Um estudo conduzido pelo Instituto Desiderata revelou que 60,7% das famílias residentes em comunidades carentes no Brasil experimentam algum nível de insegurança alimentar.
Paralelamente, a pesquisa destaca uma preocupante dualidade: a coexistência da fome com o excesso de peso em crianças, um fenômeno conhecido como dupla carga de má nutrição.
A investigação, intitulada 'Ambientes alimentares em favelas: percepção sobre o acesso aos alimentos de moradores de favelas brasileiras', entrevistou 900 residências em três localidades distintas: o Complexo da Maré e Caramujo, no Rio de Janeiro, e o Coque, em Pernambuco. Entre as crianças na faixa etária de 5 a 10 anos, 34,7% apresentaram excesso de peso, sendo que mais de 21% estavam com sobrepeso e 12,95% com obesidade.
Entraves para uma alimentação adequada
Os resultados da pesquisa indicam que as condições alimentares nesses locais são fortemente influenciadas por questões estruturais. O custo dos alimentos emerge como o principal obstáculo, com aproximadamente 43% dos participantes relatando que os alimentos frescos, embora disponíveis, estão fora do alcance financeiro.
Em contrapartida, alimentos ultraprocessados são consumidos com maior frequência e estão mais presentes nas dietas.
Outra dificuldade significativa é o acesso físico aos alimentos. De acordo com o levantamento, 33% dos residentes levam mais de 30 minutos para alcançar o principal ponto de compra de alimentos, e 58% realizam esse trajeto a pé.
A dependência de estabelecimentos locais e supermercados contribui para a formação de áreas que especialistas classificam como “pântanos alimentares”, onde há uma profusão de produtos não saudáveis, e “desertos alimentares”, caracterizados pela escassez de opções nutritivas.
Andrea Rangel, gerente da área de obesidade do instituto, ressalta que o local de moradia tem um impacto decisivo nas escolhas alimentares, e que ambientes mais saudáveis incentivam escolhas mais saudáveis.
“O direito à alimentação está intrinsecamente ligado à capacidade real de fazer escolhas. É essencial que a promoção de alimentos frescos e nutritivos nas comunidades seja o foco de políticas públicas sólidas. Somente quando o CEP de uma pessoa deixar de ser um fator limitante para uma alimentação adequada, alcançaremos a equidade na saúde alimentar”, declarou.
A pesquisa também evidenciou disparidades no acesso à alimentação escolar. No bairro do Coque, em Pernambuco, apesar de 91,67% das crianças estarem matriculadas em creches ou escolas públicas, apenas 16,33% delas realizam a refeição principal na escola.
“Este dado nos chamou muito a atenção e acendeu um alerta para entendermos as razões dessa alta recusa em relação à alimentação escolar”, explicou Andrea Rangel. “Começamos a investigar a qualidade das refeições e possíveis reclamações junto ao Conselho de Alimentação Escolar.”
No Caramujo, localizado no Rio de Janeiro, o estudo apontou dificuldades no suprimento de alimentos. “Cerca de 60% dos entrevistados precisam de mais de 30 minutos para chegar aos locais de compra. Esse dado sinaliza a fragilidade do acesso físico aos alimentos e reforça a necessidade de iniciativas que assegurem a disponibilidade e a qualidade alimentar nessas regiões”, comentou Rangel.
Perfil das famílias e o papel da escola
O perfil socioeconômico das famílias entrevistadas confirma a vulnerabilidade social: 89% dos responsáveis pela alimentação são mulheres, a maioria negras, e os lares contam, em média, com quatro membros.

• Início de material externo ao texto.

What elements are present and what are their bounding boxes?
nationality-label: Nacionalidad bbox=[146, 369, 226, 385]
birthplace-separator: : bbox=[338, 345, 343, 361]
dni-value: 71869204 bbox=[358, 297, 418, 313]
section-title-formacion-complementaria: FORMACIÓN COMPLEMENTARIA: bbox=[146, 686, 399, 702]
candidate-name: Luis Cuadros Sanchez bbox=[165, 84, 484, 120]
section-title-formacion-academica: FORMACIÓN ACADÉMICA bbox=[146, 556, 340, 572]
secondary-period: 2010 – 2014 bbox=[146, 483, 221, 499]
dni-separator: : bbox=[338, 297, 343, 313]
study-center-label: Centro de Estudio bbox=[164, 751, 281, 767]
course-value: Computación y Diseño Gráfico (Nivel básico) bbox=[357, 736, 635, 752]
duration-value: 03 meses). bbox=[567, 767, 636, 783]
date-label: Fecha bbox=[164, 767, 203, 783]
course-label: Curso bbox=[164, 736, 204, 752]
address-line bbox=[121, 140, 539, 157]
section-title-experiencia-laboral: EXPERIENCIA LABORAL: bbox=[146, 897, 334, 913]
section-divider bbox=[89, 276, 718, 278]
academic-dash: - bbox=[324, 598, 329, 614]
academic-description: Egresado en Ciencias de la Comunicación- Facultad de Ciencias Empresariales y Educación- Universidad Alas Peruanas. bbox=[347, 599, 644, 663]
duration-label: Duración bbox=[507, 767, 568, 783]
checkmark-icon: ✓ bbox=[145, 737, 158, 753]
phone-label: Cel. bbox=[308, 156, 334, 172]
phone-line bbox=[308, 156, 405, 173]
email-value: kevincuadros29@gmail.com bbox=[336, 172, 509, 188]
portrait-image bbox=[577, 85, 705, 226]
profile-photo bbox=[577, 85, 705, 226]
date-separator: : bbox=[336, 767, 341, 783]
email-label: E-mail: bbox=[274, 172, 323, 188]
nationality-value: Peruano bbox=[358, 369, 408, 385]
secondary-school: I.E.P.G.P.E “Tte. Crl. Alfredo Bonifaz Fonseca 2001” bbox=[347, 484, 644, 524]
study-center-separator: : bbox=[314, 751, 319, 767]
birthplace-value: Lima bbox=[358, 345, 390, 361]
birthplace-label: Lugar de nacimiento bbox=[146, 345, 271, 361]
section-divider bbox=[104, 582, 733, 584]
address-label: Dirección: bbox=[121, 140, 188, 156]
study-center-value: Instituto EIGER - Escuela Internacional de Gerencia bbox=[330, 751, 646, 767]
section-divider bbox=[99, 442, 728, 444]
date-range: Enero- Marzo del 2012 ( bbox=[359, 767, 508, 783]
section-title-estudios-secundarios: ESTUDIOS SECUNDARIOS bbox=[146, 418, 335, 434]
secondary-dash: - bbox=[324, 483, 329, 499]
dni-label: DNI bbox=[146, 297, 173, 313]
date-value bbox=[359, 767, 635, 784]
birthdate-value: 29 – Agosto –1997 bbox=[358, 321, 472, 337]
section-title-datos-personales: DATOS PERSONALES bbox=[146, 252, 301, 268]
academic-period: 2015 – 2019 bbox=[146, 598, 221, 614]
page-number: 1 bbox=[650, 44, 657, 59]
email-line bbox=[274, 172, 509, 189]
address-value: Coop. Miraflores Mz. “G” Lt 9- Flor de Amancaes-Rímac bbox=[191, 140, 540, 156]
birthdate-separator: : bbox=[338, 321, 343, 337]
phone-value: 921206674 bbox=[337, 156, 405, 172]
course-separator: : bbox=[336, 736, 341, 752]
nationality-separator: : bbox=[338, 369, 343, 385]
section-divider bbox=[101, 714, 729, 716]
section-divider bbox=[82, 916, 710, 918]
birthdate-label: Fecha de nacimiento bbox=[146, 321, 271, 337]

Apesar das adversidades, a escola se apresenta como um espaço crucial para a proteção alimentar. Entre as crianças participantes da pesquisa, 89,81% estão matriculadas, e mais da metade delas (53%) faz as refeições no ambiente escolar.
A aceitação da merenda escolar também é notável, com 64,47% dos alunos relatando uma boa adesão. Contudo, fatores como operações policiais e interrupções nas atividades escolares impactam diretamente o acesso à alimentação, comprometendo uma rede de proteção social fundamental.